DANIEL: It’s quite an intense whiplash right? But it was quite mixed in terms of pacing, as I mostly liked how Billy wrote it. It was one of our biggest fears in the edit, working out how to navigate the two halves of the film – making sure the first half is weighty enough and that the second half doesn’t deflate.
ELLE: It almost conveys as a play in two acts, but you don’t get the luxury of a break and charges your energy into the second half.
DANIEL: Once we started showing it to audiences, and showed it to people – we realise that keeping the secret isn’t why people are watching. I think it’s one of the things that I’m proud of with the film is that it’s doesn’t come across as: ‘haha we withheld some information, what a clever film’ but instead we got to go into the repercussions of what in a different movie would have been the climax, we got to make that a midpoint to focus on – what next? I find that I watch a lot of movies and I wish I knew what happened next.
ELLE: A lot of films that are based in the states, especially within the south, can get very political – but the film circumnavigates this quite well and sticks to the story. Was this ever a factor?

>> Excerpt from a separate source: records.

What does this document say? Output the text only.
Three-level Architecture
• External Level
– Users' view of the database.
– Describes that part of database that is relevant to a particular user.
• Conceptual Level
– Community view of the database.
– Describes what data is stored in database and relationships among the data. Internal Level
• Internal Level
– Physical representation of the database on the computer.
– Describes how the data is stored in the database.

DANIEL: It is important, which is funny because we are such political people, more so in the way that we made it. We were very conscious about where we were making it and how we wanted to make it, so we had an environmentally friendly set – and it was a progressive cast and crew. We all signed petitions, and within the edit – a lot of people were involved in the Senate election that came up during the shoot. Judge Roy Moore almost won, who is a sexual deviant, and the movie is sort of about sexual deviancy – I kinda wanted to dedicate the film to judge Roy – he was definitely an inspiration.
I think it’s one of the things that I’m proud of with the film is that it’s doesn’t come across as: ‘haha we withheld some information, what a clever film’ but instead we got to go into the repercussions of what in a different movie would have been the climax, we got to make that a midpoint to focus on – what next?
People look at Alabama in those terms, we didn’t want to make it about that necessarily. There is a political undercurrent which we do Trojan horse into the world, where we explore the fact that these days the type of dark underbelly of men is getting exposed around the globe. This movie is sort of a slow-motion train wreck drama about guys and the secrets they’ve been keeping. I read the news and feel like it’s relevant.
ELLE: What project is next on the cards for you?
DANIEL: Hopefully quite a lot, but other than that Daniel and I have been writing a movie for two years that we’re hoping to shoot this winter: our follow up to Swiss Army Man will be that! Then Billy and I developing a TV show about southern weird stories like this so there’s more that we want to tell, and get more into the politics. We’ve got all sorts of weird ones!